People don’t pay attention to what you tell them. “I have no internet or phone where I am” fell on deaf ears. When I was in range, I’d have 20 texts and emails and voice mails asking me why I wasn’t responding. “I’m away” has no bearing on others wanting your attention. How dare I not be available right NOW!
It has also taught me that I can be away from social media but it’s going to take a lot of willpower. Why you ask? Well, here it is. It has finally occurred to me what Facebook or Instagram is like. It is like one of these:
- A bad car accident that you just have to look at even though you know it’ll upset you (or fill you with envy).
- A place to get information on friends because nobody calls (or emails) to let you know anything anymore. Without FB, you often don’t know what is going on with anyone or anywhere — how many events will I miss if I don’t see anything on FB? Good question. Friend going out of town? Read about it on FB or Instagram .
- Friends like to drink. Apparently a lot.
- That Christmas letter you used to get once a year? Yeah, now it’s every day. Just as annoying but you get to be annoyed by how perfect their lives seem to be every – single – day.

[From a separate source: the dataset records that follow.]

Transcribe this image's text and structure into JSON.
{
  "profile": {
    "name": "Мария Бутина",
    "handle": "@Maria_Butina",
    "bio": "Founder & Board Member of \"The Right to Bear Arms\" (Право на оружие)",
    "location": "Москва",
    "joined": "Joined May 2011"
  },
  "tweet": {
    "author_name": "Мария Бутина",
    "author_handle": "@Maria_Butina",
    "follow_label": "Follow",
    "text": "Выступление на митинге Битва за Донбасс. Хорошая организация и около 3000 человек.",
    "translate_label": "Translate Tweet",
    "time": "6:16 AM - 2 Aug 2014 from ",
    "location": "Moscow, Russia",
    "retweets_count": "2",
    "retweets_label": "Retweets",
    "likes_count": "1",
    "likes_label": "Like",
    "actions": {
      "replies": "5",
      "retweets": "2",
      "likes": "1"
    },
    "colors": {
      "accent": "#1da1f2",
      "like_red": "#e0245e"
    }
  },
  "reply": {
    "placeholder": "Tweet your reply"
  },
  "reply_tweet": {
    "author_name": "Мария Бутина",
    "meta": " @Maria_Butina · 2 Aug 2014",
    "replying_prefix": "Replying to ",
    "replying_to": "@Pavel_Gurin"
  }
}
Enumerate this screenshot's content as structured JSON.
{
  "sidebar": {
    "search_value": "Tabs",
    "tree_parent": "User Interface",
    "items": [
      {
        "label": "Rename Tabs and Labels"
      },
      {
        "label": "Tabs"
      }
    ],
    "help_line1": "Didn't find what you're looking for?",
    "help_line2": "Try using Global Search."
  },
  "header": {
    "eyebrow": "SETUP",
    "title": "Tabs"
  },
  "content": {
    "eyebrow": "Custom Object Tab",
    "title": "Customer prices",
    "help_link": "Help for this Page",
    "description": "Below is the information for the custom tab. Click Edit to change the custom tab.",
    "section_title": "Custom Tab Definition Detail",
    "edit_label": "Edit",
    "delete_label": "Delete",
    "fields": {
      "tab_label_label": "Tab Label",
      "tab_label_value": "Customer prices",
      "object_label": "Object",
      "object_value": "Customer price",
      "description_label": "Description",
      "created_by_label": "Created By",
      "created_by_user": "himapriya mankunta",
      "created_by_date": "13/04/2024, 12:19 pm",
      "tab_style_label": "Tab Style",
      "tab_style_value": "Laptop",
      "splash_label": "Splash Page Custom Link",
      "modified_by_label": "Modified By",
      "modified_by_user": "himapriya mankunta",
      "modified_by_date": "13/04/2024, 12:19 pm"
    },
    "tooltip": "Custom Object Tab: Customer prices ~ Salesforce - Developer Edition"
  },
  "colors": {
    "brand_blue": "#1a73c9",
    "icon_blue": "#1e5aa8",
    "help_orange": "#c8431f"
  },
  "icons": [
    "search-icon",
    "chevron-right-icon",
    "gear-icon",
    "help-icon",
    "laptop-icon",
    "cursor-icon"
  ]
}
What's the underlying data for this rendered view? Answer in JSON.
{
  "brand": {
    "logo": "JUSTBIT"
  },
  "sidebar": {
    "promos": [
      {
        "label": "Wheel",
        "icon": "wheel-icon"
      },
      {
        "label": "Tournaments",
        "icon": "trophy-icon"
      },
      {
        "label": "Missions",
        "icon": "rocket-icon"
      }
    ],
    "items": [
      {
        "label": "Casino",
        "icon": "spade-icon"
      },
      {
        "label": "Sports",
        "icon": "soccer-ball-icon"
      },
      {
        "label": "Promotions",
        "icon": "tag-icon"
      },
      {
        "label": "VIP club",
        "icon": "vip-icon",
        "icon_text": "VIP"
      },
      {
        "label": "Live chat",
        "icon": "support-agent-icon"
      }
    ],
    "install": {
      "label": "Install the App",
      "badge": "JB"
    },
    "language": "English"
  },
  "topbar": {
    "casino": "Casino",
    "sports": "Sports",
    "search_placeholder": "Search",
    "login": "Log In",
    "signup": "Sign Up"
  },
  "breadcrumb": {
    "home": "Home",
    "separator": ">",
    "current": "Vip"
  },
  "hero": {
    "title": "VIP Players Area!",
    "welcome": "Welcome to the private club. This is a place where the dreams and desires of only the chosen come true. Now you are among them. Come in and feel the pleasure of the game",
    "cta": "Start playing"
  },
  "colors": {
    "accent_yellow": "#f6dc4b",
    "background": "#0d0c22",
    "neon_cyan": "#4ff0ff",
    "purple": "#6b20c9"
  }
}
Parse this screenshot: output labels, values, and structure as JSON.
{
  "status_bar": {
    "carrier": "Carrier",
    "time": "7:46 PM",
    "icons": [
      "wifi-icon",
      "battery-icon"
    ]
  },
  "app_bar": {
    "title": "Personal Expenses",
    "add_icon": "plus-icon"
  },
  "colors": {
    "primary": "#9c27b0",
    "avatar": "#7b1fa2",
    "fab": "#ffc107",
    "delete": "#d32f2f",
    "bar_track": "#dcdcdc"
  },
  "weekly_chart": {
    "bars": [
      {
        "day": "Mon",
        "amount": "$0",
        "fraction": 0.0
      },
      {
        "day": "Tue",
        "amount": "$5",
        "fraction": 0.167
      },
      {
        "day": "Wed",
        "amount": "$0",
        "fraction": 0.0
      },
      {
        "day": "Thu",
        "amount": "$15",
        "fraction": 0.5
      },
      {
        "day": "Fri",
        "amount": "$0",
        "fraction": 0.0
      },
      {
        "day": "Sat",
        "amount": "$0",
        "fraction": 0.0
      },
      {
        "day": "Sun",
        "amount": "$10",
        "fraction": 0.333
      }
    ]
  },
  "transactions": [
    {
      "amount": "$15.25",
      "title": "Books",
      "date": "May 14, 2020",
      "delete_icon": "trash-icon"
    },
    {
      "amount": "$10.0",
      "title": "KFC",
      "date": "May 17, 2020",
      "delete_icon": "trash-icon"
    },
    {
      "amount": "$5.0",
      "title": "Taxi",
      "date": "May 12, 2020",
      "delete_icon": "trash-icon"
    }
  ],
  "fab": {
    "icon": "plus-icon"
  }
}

I have tried to cut down on FB (I don’t use Instagram much). I have almost totally stopped posting anything very personal. I’m not posting pictures of my food (unless I’m doing a restaurant review), selfies, pictures of where I am, and other pictures that say “hey! look at me!!
I mostly enjoy those pictures and posts that are of flowers, sunsets, puppies, kitties, other cute critters, books and music.
Considering that all I seem to post lately are political posts and about reading, or puppies, kitties and other cute critters, I don’t really know why I even bother.
Hmmm. That’s a thought.
Ever since my dad was diagnosed with cancer, I’ve been asking myself, why I bother to eat right and exercise. Dad did yoga and walked and lifted some weights for years. Dad ate very sensibly all of his life, even trying vegetarianism for a while. He stopped smoking when he was around 40 years old.
Cancer still bit him in the ass. In the 15 months from his diagnosis to his death, that suckie cancer drained all the vitality from that man. I admit I’m resentful. So much for good health practices (not to mention my grandmother’s good genetics which didn’t help either).
I saw this cartoon by Roz Chast on The New Yorker Magazine FB feed and was reminded, yeah, don’t be crazy with either diet or exercise because they are not a free pass.
Mind, I don’t eat dairy or grains or much sugar or nightshades. Why do I bother? Because I get sick when I eat those things and I’m very much alive and really dislike the stomach bloat and upset as well as the general feeling of malaise that sometimes occurs when I’ve eaten something I shouldn’t (whether deliberate or cross-contaminated).
But I am not going to make myself insane counting calories or macros or shoving an extra serving of greens into my gullet at 10 p.m. because I’m one serving short that day. I think those days are over.
I also think those days of trying to push more and more weights and making myself puke from exercise are over as well. In fact, I just read about a study about yoga , which piggy backed on a study about tai chi, both of which found that yoga and tai chi were very effective forms of exercise — without weight lifting and heavy cardio. Thank God! I’m so tired of the aches and pains that I now have in my body from all that joint and muscle pressure I put on myself for the last number of years and I just want things that help me feel better. I’m done counting steps and if anyone locally wants my Fitbit, I might just sell it to you for a deep discount (hardly worn).
I want to maintain my balance and flexibility, and be able to breath. Those are much more important goals than anything else.
Because what I’ve learned over the last 18 months is that truly, we make plans and God laughs. We have no guarantees in this world. I think it’s more important to be happy. That seems to me to be a much better goal than counting steps and macros.